I read the first one. Good to know I’m covered.
The spoiler is accurate. Are you sure you haven’t read it?
I think my favorite thing about them (and don’t get me wrong, they are a guilty pleasure) is that you spend a few hundred pages with the guy, then you get to the climactic final battle and he just straight up kills the bad guy in the most routine way possible: runs him over, throws him out of a helicopter, breaks his neck, stabs him, shoots him…
…it’s like watching Deathly Hallows Part 2 and at the climax Harry Potter just picks up a fireplace poker and beats Voldemort to death with it. Roll Credits.
Everybody always suggests Travis Mcgee. I’ve tried, but the newest one was written in 1984. It’s like picking up a Spencer novel only to discover he’s up against a group of radical feminists and the Black Panthers. It’s so outside my experience I have a hard time getting into it.
I binge-read about the first four or five, and binge reading does them no favor. I finally just stopped because they were all so predictable. If it was a book a year, you can sort of get the predictability out of your system.
StG
Are they any more formulaic than those of the “child psychologist with the gay cop friend” books? I read a bunch of them for some reason, but can’t remember the protagonist or the author.
I don’t know what these (“Jack Reacher” novels) are. Is this like reading all the John Grisham books even if they get progressively stupider and more pseudo-political? Or like reading historical romances that are quite rather educational but you’re still skimming for the first mention of “throbbing” or “burgeoning” or “budding” or “manhood” or “maidenhead” or any/all of those combined? Or like reading all the Mary Higgins Clark books even if you figured out in 1997 that she has only three plots with different character names?
cough
If you relate to all I mentioned above, then go nuts with Elmore Leonard.

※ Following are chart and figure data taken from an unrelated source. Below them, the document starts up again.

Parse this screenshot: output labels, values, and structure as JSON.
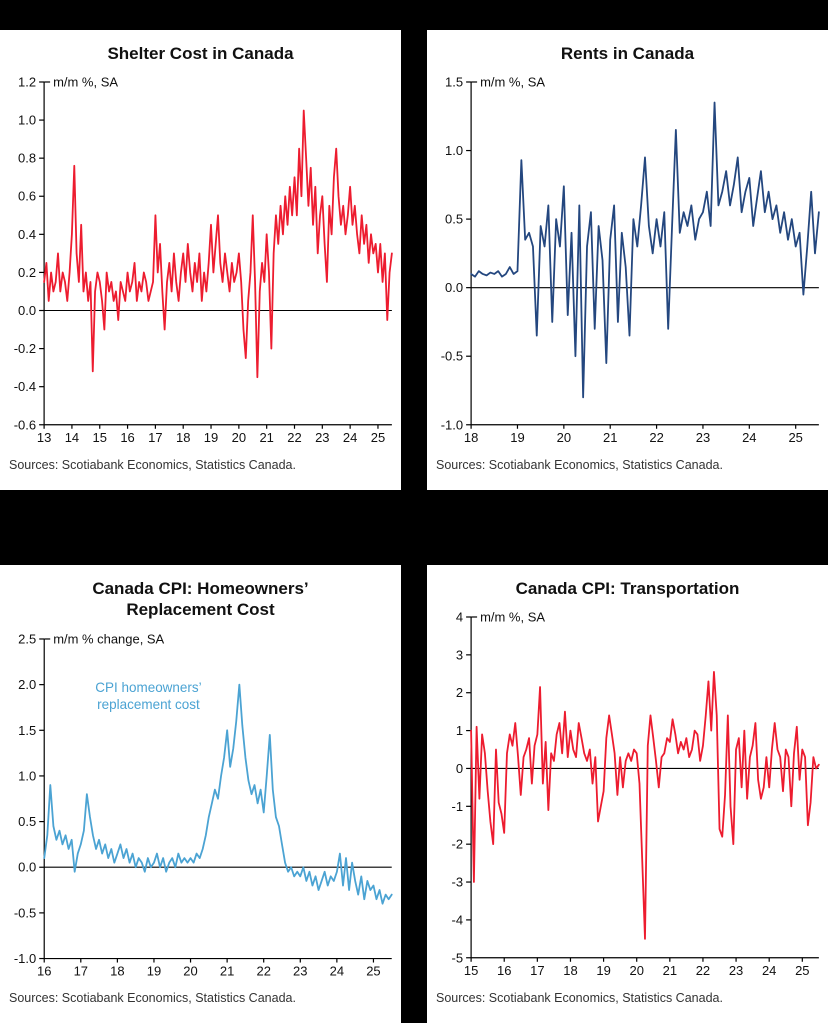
{
  "page": {
    "background": "#000000",
    "panel_background": "#ffffff"
  },
  "chart_data": [
    {
      "type": "line",
      "title": "Shelter Cost in Canada",
      "ylabel": "m/m %, SA",
      "source": "Sources: Scotiabank Economics, Statistics Canada.",
      "color": "#ED1C2F",
      "ylim": [
        -0.6,
        1.2
      ],
      "ytick_step": 0.2,
      "ytick_decimals": 1,
      "x_tick_labels": [
        "13",
        "14",
        "15",
        "16",
        "17",
        "18",
        "19",
        "20",
        "21",
        "22",
        "23",
        "24",
        "25"
      ],
      "values": [
        0.15,
        0.25,
        0.05,
        0.2,
        0.1,
        0.15,
        0.3,
        0.1,
        0.2,
        0.15,
        0.05,
        0.2,
        0.4,
        0.76,
        0.3,
        0.15,
        0.45,
        0.1,
        0.2,
        0.05,
        0.15,
        -0.32,
        0.1,
        0.2,
        0.15,
        0.05,
        -0.1,
        0.2,
        0.1,
        0.15,
        0.05,
        0.1,
        -0.05,
        0.15,
        0.1,
        0.05,
        0.2,
        0.1,
        0.15,
        0.25,
        0.05,
        0.15,
        0.1,
        0.2,
        0.15,
        0.05,
        0.1,
        0.15,
        0.5,
        0.2,
        0.35,
        0.1,
        -0.1,
        0.15,
        0.25,
        0.1,
        0.3,
        0.15,
        0.05,
        0.2,
        0.3,
        0.15,
        0.35,
        0.2,
        0.1,
        0.25,
        0.15,
        0.3,
        0.05,
        0.2,
        0.1,
        0.25,
        0.45,
        0.2,
        0.35,
        0.5,
        0.25,
        0.15,
        0.3,
        0.2,
        0.1,
        0.25,
        0.15,
        0.2,
        0.3,
        0.15,
        -0.1,
        -0.25,
        0.05,
        0.2,
        0.5,
        0.15,
        -0.35,
        0.1,
        0.25,
        0.15,
        0.4,
        0.2,
        -0.2,
        0.3,
        0.5,
        0.35,
        0.55,
        0.4,
        0.6,
        0.45,
        0.65,
        0.5,
        0.7,
        0.5,
        0.85,
        0.6,
        1.05,
        0.8,
        0.55,
        0.75,
        0.45,
        0.65,
        0.3,
        0.5,
        0.6,
        0.35,
        0.15,
        0.55,
        0.4,
        0.7,
        0.85,
        0.6,
        0.45,
        0.55,
        0.4,
        0.5,
        0.65,
        0.45,
        0.55,
        0.4,
        0.3,
        0.5,
        0.35,
        0.45,
        0.25,
        0.4,
        0.3,
        0.35,
        0.2,
        0.35,
        0.15,
        0.3,
        -0.05,
        0.2,
        0.3
      ]
    },
    {
      "type": "line",
      "title": "Rents in Canada",
      "ylabel": "m/m %, SA",
      "source": "Sources: Scotiabank Economics, Statistics Canada.",
      "color": "#24477F",
      "ylim": [
        -1.0,
        1.5
      ],
      "ytick_step": 0.5,
      "ytick_decimals": 1,
      "x_tick_labels": [
        "18",
        "19",
        "20",
        "21",
        "22",
        "23",
        "24",
        "25"
      ],
      "values": [
        0.1,
        0.08,
        0.12,
        0.1,
        0.09,
        0.11,
        0.1,
        0.12,
        0.08,
        0.1,
        0.15,
        0.1,
        0.12,
        0.93,
        0.35,
        0.4,
        0.3,
        -0.35,
        0.45,
        0.3,
        0.6,
        -0.25,
        0.5,
        0.3,
        0.74,
        -0.2,
        0.4,
        -0.5,
        0.6,
        -0.8,
        0.3,
        0.55,
        -0.3,
        0.45,
        0.2,
        -0.55,
        0.35,
        0.6,
        -0.25,
        0.4,
        0.15,
        -0.35,
        0.5,
        0.3,
        0.6,
        0.95,
        0.45,
        0.25,
        0.5,
        0.3,
        0.55,
        -0.3,
        0.45,
        1.15,
        0.4,
        0.55,
        0.45,
        0.6,
        0.35,
        0.5,
        0.55,
        0.7,
        0.45,
        1.35,
        0.6,
        0.7,
        0.85,
        0.6,
        0.75,
        0.95,
        0.55,
        0.7,
        0.8,
        0.45,
        0.65,
        0.85,
        0.55,
        0.7,
        0.5,
        0.6,
        0.4,
        0.55,
        0.35,
        0.5,
        0.3,
        0.4,
        -0.05,
        0.3,
        0.7,
        0.25,
        0.55
      ]
    },
    {
      "type": "line",
      "title": "Canada CPI: Homeowners’\nReplacement Cost",
      "ylabel": "m/m % change, SA",
      "source": "Sources: Scotiabank Economics, Statistics Canada.",
      "color": "#4BA3D3",
      "ylim": [
        -1.0,
        2.5
      ],
      "ytick_step": 0.5,
      "ytick_decimals": 1,
      "x_tick_labels": [
        "16",
        "17",
        "18",
        "19",
        "20",
        "21",
        "22",
        "23",
        "24",
        "25"
      ],
      "annotation": {
        "lines": [
          "CPI homeowners’",
          "replacement cost"
        ],
        "x_frac": 0.3,
        "y_value": 1.92
      },
      "values": [
        0.1,
        0.35,
        0.9,
        0.45,
        0.3,
        0.4,
        0.25,
        0.35,
        0.2,
        0.3,
        -0.05,
        0.15,
        0.25,
        0.4,
        0.8,
        0.55,
        0.35,
        0.2,
        0.3,
        0.15,
        0.25,
        0.1,
        0.2,
        0.05,
        0.15,
        0.25,
        0.1,
        0.2,
        0.05,
        0.15,
        0,
        0.1,
        0.05,
        -0.05,
        0.1,
        0,
        0.05,
        0.15,
        0,
        0.1,
        -0.05,
        0.05,
        0.1,
        0,
        0.15,
        0.05,
        0.1,
        0.05,
        0.1,
        0.05,
        0.15,
        0.1,
        0.2,
        0.35,
        0.55,
        0.7,
        0.85,
        0.75,
        1,
        1.2,
        1.5,
        1.1,
        1.3,
        1.6,
        2,
        1.55,
        1.2,
        0.95,
        0.8,
        0.9,
        0.7,
        0.85,
        0.6,
        1,
        1.45,
        0.85,
        0.55,
        0.45,
        0.25,
        0.05,
        -0.05,
        0,
        -0.1,
        -0.05,
        -0.1,
        0,
        -0.15,
        -0.05,
        -0.2,
        -0.1,
        -0.25,
        -0.15,
        -0.05,
        -0.2,
        -0.1,
        -0.15,
        -0.05,
        0.15,
        -0.2,
        0.1,
        -0.25,
        0.05,
        -0.15,
        -0.3,
        -0.1,
        -0.35,
        -0.15,
        -0.25,
        -0.2,
        -0.35,
        -0.25,
        -0.4,
        -0.3,
        -0.35,
        -0.3
      ]
    },
    {
      "type": "line",
      "title": "Canada CPI: Transportation",
      "ylabel": "m/m %, SA",
      "source": "Sources: Scotiabank Economics, Statistics Canada.",
      "color": "#ED1C2F",
      "ylim": [
        -5,
        4
      ],
      "ytick_step": 1,
      "ytick_decimals": 0,
      "x_tick_labels": [
        "15",
        "16",
        "17",
        "18",
        "19",
        "20",
        "21",
        "22",
        "23",
        "24",
        "25"
      ],
      "values": [
        1,
        -3,
        1.1,
        -0.8,
        0.9,
        0.4,
        -0.6,
        -1.4,
        -2,
        0.5,
        -0.9,
        -1.2,
        -1.7,
        0.4,
        0.9,
        0.6,
        1.2,
        0.3,
        -0.7,
        0.3,
        0.5,
        0.8,
        -0.4,
        0.6,
        0.9,
        2.15,
        -0.4,
        0.7,
        -1.1,
        0.4,
        0.2,
        0.9,
        1.2,
        0.4,
        1.5,
        0.3,
        1,
        0.5,
        0.3,
        1.2,
        0.8,
        0.4,
        0.2,
        0.5,
        -0.4,
        0.3,
        -1.4,
        -1,
        -0.6,
        0.8,
        1.4,
        0.9,
        0.4,
        -0.7,
        0.3,
        -0.5,
        0.2,
        0.4,
        0.2,
        0.5,
        0.4,
        -0.4,
        -2.4,
        -4.5,
        0.6,
        1.4,
        0.8,
        0.2,
        -0.5,
        0.3,
        0.4,
        0.8,
        0.7,
        1.3,
        0.9,
        0.4,
        0.7,
        0.5,
        0.8,
        0.3,
        0.5,
        1,
        0.9,
        0.2,
        0.6,
        1.4,
        2.3,
        1,
        2.55,
        1.4,
        -1.6,
        -1.8,
        -0.7,
        1.4,
        -1,
        -2,
        0.5,
        0.8,
        -0.5,
        1,
        -0.8,
        0.3,
        0.6,
        1.2,
        -0.3,
        -0.8,
        -0.5,
        0.3,
        -0.5,
        0.5,
        1.2,
        0.5,
        0.3,
        -0.6,
        0.5,
        0.3,
        -1,
        0.4,
        1.1,
        -0.3,
        0.5,
        0.3,
        -1.5,
        -0.9,
        0.3,
        0,
        0.1
      ]
    }
  ]
}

I had to stop reading him because I felt like I would have to fast or confess to my priest afterwards. The stories aren’t *that *great, but they’re like eating mounds of peanut brittle on Christmas after you’re already stuffed on turkey and mashed potatoes and green bean casserole and pumpkin pie. You want more, but you don’t know exactly why, and it’s just not hitting the dopamine centers just right. SO you either keep going, or move on to something else, with a good will.
We could start a parody.
Jack Reacher lives on a liquid only diet. That way he is never caught with his pants down if, by some absurdly stretch of the imagination and/or plot, he needs to react instantly. In other words, Jack Reacher never shits, which is a problem, because as you know he is driven to rip the head off and shit in the necks of bad guys doing bad things.
Your turn…
You are trying to parody a parody. It’s a meta-parody. It’s too much for me. Besides, I used all my good meta-parody years ago on another Jack…Jack Bauer.
Read John Sanford’s Prey series. He’s a cop who still manages to kill at east a couple of times per ook.
Is he related to Terry Pratchett’s librarian?
I bought “Make Me” at the supermarket in hardcover (Kroger had it marked down and I succumbed).
Beyond Superman-kills-the-bad-guys and Reacher-screws-the-hot-law-enforcement/military-babe (these are NOT spoilers, they are constants), there are other plot devices that are familiar from previous novels. And Child continues to be clueless about America’s geography and highway system. Regardless of where you are in Oklahoma, I don’t see how it’s possible to be on a decent road and still have a three-hour drive to the nearest Interstate.The Reacher books are still entertaining, but I may just pretend the series has stopped, and then a few years from now, break down and check out the new ones from the library.
Apparently he can also go for days without peeing, which is a neat trick, considering that he drinks gallons of coffee a day.
Jonathan Kellerman’s Alex Delaware series. I think the gay cop is named Milo.
All the series in the the mystery/thriller genre are formulaic. The Reacher books go beyond that, into repetition. For instance, in every story, the big baddie sends two guys to scare off Reacher. The two thugs are always dressed the same (?), are the same height and weight, and have identical haircuts. Ex-military, probably, they had the look. Getting a little older, a little slower and a little softer. Jack easily dispatches them with a series of economical but lethal kicks and punches. Because he has hands the size of dinner plates ( or was it catchers mitts?) etc. etc…
Whoops, meant to quote Son of Rich’s post.